The firm, which owns Bisto, Oxo and Mr Kipling, said it was taking steps “in the absence of certainty over the arrangements for the UK’s departure from the EU”.
Premier Foods said it expected to spend up to £10m on the preparations.
It also hopes to sell its Ambrosia custard and creamed rice business.
It said it was having “discussions with third parties regarding the potential disposal” of the brand, as well as the factory in Devon where the products are made.
Premier Foods said it had seen lower sales of custard products because of the hot summer and had reduced its promotional investment in the brand.
The company’s shares were up more than 2% in Tuesday morning trading.
“The group shortly intends to start a process of building stocks of raw materials to protect the company against the risk of delays at ports,” Premier Foods said.
The firm said this had the potential to cause “an adverse movement of up to £10m in working capital”, but it hoped to compensate for that outlay in the next financial year.
Premier Foods said that “like all businesses”, it had spent several months planning on “a range of scenarios subject to the nature of any Brexit deal that is reached”.
“As part of this, Premier Foods have a cross-functional team in place which continues to keep the possible implications to our business under review,” it added.
“This is purely a precautionary measure as Premier Foods, like all companies, ensures it’s prepared for any Brexit scenario.”
Meanwhile, chief executive Gavin Darby has said he will step down at the end of January.

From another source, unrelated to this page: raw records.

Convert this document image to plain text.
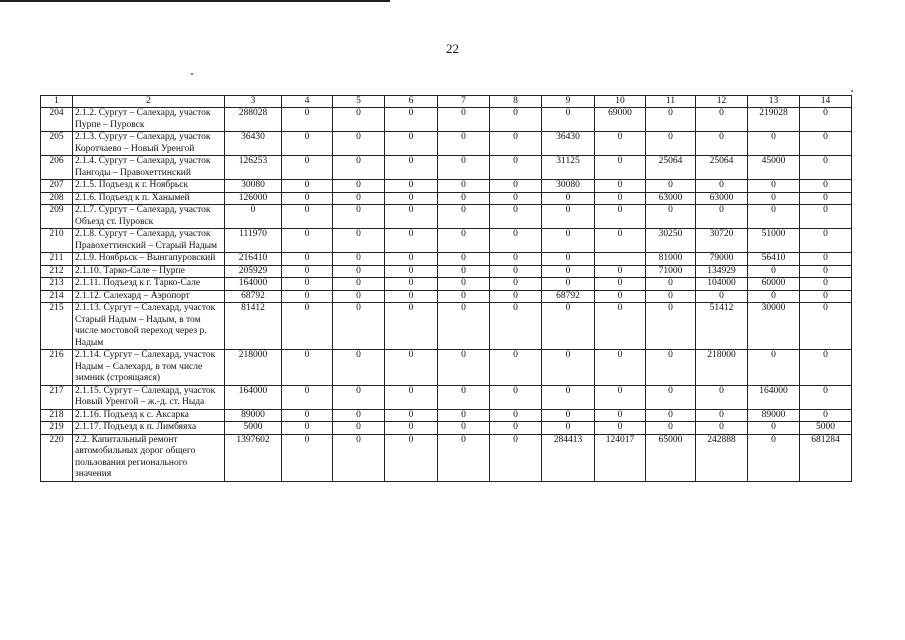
22
1	2	3	4	5	6	7	8	9	10	11	12	13	14
204	2.1.2. Сургут – Салехард, участок Пурпе – Пуровск	288028	0	0	0	0	0	0	69000	0	0	219028	0
205	2.1.3. Сургут – Салехард, участок Коротчаево – Новый Уренгой	36430	0	0	0	0	0	36430	0	0	0	0	0
206	2.1.4. Сургут – Салехард, участок Пангоды – Правохеттинский	126253	0	0	0	0	0	31125	0	25064	25064	45000	0
207	2.1.5. Подъезд к г. Ноябрьск	30080	0	0	0	0	0	30080	0	0	0	0	0
208	2.1.6. Подъезд к п. Ханымей	126000	0	0	0	0	0	0	0	63000	63000	0	0
209	2.1.7. Сургут – Салехард, участок Объезд ст. Пуровск	0	0	0	0	0	0	0	0	0	0	0	0
210	2.1.8. Сургут – Салехард, участок Правохеттинский – Старый Надым	111970	0	0	0	0	0	0	0	30250	30720	51000	0
211	2.1.9. Ноябрьск – Вынгапуровский	216410	0	0	0	0	0	0		81000	79000	56410	0
212	2.1.10. Тарко-Сале – Пурпе	205929	0	0	0	0	0	0	0	71000	134929	0	0
213	2.1.11. Подъезд к г. Тарко-Сале	164000	0	0	0	0	0	0	0	0	104000	60000	0
214	2.1.12. Салехард – Аэропорт	68792	0	0	0	0	0	68792	0	0	0	0	0
215	2.1.13. Сургут – Салехард, участок Старый Надым – Надым, в том числе мостовой переход через р. Надым	81412	0	0	0	0	0	0	0	0	51412	30000	0
216	2.1.14. Сургут – Салехард, участок Надым – Салехард, в том числе зимник (строящаяся)	218000	0	0	0	0	0	0	0	0	218000	0	0
217	2.1.15. Сургут – Салехард, участок Новый Уренгой – ж.-д. ст. Ныда	164000	0	0	0	0	0	0	0	0	0	164000	0
218	2.1.16. Подъезд к с. Аксарка	89000	0	0	0	0	0	0	0	0	0	89000	0
219	2.1.17. Подъезд к п. Лимбяяха	5000	0	0	0	0	0	0	0	0	0	0	5000
220	2.2. Капитальный ремонт автомобильных дорог общего пользования регионального значения	1397602	0	0	0	0	0	284413	124017	65000	242888	0	681284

He said he would be leaving on the sixth anniversary of his joining Premier Foods.
Mr Darby’s announcement of his imminent departure comes almost four months after he survived a bid to oust him at the company’s annual meeting.
Activist hedge fund Oasis Management, the firm’s second-largest shareholder, had called for him to resign, a call supported by 41% of shareholders.
Premier Foods has been under fire over a number of issues, including its failure to lift its share price above the 65p-a-share bid offered by US condiment giant McCormick in 2016.
However, the firm’s first-half results have shown a 14% profit rise.
Adjusted pre-tax profit was £30.2m, up from £26.4m in the same period a year earlier.